At no point does a character arise in My Joy that emerges as a lasting protagonist. Either through a sudden switch in narrative direction or equally sudden acts of incredible violence, My Joy continually and abruptly shifts from one vignette to another in a warped structure that doesn’t even possess the (American) vignette “logic” of characters conveniently intersecting. I mean this statement as a compliment to the film’s attempt to do something unique approach to narrative form. And in portraying layers of corruption, routine and unmotivated abuse of other people, and senseless violence, My Joy’s unusual form matches with its unrelenting content: to establish a protagonist would be to give an audience comfort and logic, undercutting its portrayal of a land inundated by surreal chaos. Somewhere, something terrible is always happening.
My Joy is indeed a challenge. It works against every one of our conditioned instincts as viewers (especially the desire to latch onto certain characters, which becomes desperately apparent when watching this film), and it subverts our need for a “center” in terms of both storytelling and morality. My Joy portrays a world without nice people, a place where people that assume the well-meaning or inherent good of others are the first to be taken advantage of. It’s a world without heroes or justice, especially in the ways we’ve come to understand them through cinema. Thus, not only does My Joy attempt to capture the potential chaos of moment-to-moment reality, but it challenges (most of all) our misguided understanding of an orderly world as conditioned through cultural storytelling modes like cinema. For those of us who have branded within our psyche Hollywood notions of justice, order, and closure, this is a unique cinema-going experience indeed.

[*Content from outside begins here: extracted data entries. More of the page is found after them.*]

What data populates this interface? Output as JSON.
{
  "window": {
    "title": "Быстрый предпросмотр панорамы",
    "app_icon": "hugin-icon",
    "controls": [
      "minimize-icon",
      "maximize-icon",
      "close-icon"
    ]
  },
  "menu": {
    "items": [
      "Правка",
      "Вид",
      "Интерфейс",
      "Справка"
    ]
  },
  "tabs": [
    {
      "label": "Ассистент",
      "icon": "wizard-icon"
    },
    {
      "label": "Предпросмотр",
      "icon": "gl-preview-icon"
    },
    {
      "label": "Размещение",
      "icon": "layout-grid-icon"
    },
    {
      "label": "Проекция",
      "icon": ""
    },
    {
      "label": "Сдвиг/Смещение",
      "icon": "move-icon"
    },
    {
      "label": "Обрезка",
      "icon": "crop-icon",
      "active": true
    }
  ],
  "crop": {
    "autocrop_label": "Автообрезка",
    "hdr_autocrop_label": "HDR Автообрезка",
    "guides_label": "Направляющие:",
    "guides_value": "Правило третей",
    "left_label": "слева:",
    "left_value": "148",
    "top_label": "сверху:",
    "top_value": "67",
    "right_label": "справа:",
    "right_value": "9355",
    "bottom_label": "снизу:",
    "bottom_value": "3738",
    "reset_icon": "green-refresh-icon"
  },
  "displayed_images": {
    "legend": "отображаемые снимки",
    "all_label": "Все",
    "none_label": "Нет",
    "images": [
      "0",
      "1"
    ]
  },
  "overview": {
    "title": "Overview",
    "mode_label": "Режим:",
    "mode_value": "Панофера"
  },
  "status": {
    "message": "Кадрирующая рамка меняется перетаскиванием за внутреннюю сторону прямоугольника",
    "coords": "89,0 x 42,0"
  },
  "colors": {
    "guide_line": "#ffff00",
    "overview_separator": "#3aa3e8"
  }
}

Admittedly, however, the film’s lack of convention does become a convention in of itself. The first few moments that one realizes there’s no center are quite shocking and disorienting (especially for this critic who knew nothing about My Joy going into it), but once it’s clear what My Joy is doing, the unexpected becomes expected and one adaptively learns (as do the characters onscreen) to distrust every individual or circumstance that comes around.
Despite (or because of) the horror portrayed in My Joy, the film is remarkably technically efficient. Loznitza’s documentary work up to this point has been in making films solely via archival footage, which is surprising considering his obvious talent here in constructing cinematic imagery. Loznitsa and director of photography Oleg Mutu (4 Months, 3 Weeks and 2 Days) have an uncanny eye for composition and color, thus making the uncertain terrain portrayed in My Joy all the more daunting and compelling.
The Good Side: In the best way, My Joy expands the notion of what narrative cinema can do and can be to harrowing effect. The film is an undeniable artistic achievement that may stick in your mind longer than you’d like it to.
The Bad Side: Once it’s apparent what the film is doing, one can’t help but feel that it’s more of an exercise than anything else. However, part of this is because something is inevitably lost in translation in My Joy: there are clearly references to politics and region that are unfamiliar to the non-Eastern European viewer.
On the Side: According to the production notes, My Joy’s unusual structure is modeled on the labyrinthine design of provincial Russian roads, and the strange, seemingly unmotivated encounters in the film we’re inspired by the director’s own (though, thankfully for him, less eventful) experiences.